The annualized cost of transplantation over 10 years is less than 25% of the cost of dialysis ($16,844 versus $70,581) . Solving the problem of graft loss would create savings to payers (public and private combined) of more than $3.4 billion per year . Assuming that TruGraf will lead to 90% fewer protocol biopsies per patient resulting in a saving of $4,546 per year, without incorporating the cost of TruGraf. Additional savings are obtained by factoring in the reduction in annual cost-per-patient savings due to reductions in the occurrences of acute rejection episodes, graft failures and graft failure patients who return to dialysis. Patient monitoring with TruGraf has the potential to enable physicians to not only eliminate the need for protocol biopsies, but improve patient management, reduce acute rejection episodes, graft failures due to acute rejection or nephrotoxicity and subsequent graft failures that result in patients returning to dialysis. We have conservatively estimated the following: Of the 12% of patients who experience an acute rejection episode in the first 2 years, utilization of the TruGraf test would reduce these occurrences by 5%; of the 7% of all patients who experience graft failure, it would reduce these occurrences by 25%; of the 5% of patients who experience graft loss and return to dialysis, it would reduce these occurrences by 10%. Under these assumptions, the combined savings utilizing the Trugraf test would provide a net savings of $1,302 per patient per year, including the TruGraf test costs. In 2016, 19,060 kidney transplants were performed; replacing protocol biopsy with TruGraf testing could save $24.8 million in direct treatment costs per year.

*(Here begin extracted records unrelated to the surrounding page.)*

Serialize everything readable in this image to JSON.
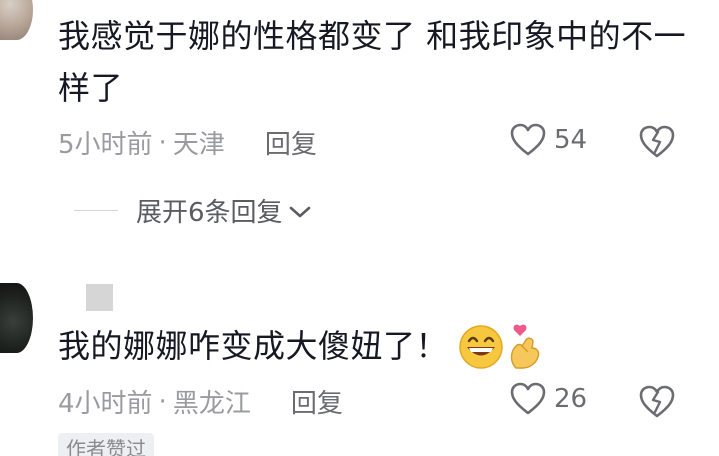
{
  "comments": [
    {
      "text": "我感觉于娜的性格都变了 和我印象中的不一样了",
      "time": "5小时前",
      "separator": "·",
      "location": "天津",
      "reply_label": "回复",
      "like_count": "54",
      "expand_replies_label": "展开6条回复"
    },
    {
      "text": "我的娜娜咋变成大傻妞了！",
      "emojis": [
        "grinning-face",
        "finger-heart"
      ],
      "time": "4小时前",
      "separator": "·",
      "location": "黑龙江",
      "reply_label": "回复",
      "like_count": "26",
      "author_badge": "作者赞过"
    }
  ],
  "colors": {
    "text_primary": "#161823",
    "text_secondary": "#9a9ba0",
    "icon_gray": "#6b6c72"
  }
}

In conclusion, TruGraf blood testing provides a novel approach via non-invasive serial monitoring of kidney transplant patients to detect indicators of adequacy of immunosuppression, which previously was only possible with lagging late-stage biomarkers and invasive procedures. The primary intended use for the TruGraf test will be on patients with stable renal function after transplantation to determine their immune status, differentiating between a blood molecular profile consistent with a state of sufficient or over-immunosuppression (TX) or not (not-TX). Physicians will be able to use TruGraf results in combination with other laboratory test results and other clinical findings to help develop an individualized treatment plan based on each patient’s unique biology and immune activity levels. Through differential diagnosis of TX, TruGraf provides a non-invasive tool to support physicians in maintaining levels of effective immunosuppression and help guide personalized treatment plans. In the process, patients will be spared unnecessary protocol biopsies, the healthcare system will realize significant economic benefits, and the ability to intervene early with therapies to fend off clinical acute rejection may provide the added benefit of improving long term outcomes.
All authors are full-time employees of Transplant Genomics Inc., who developed the TruGraf test described in this manuscript.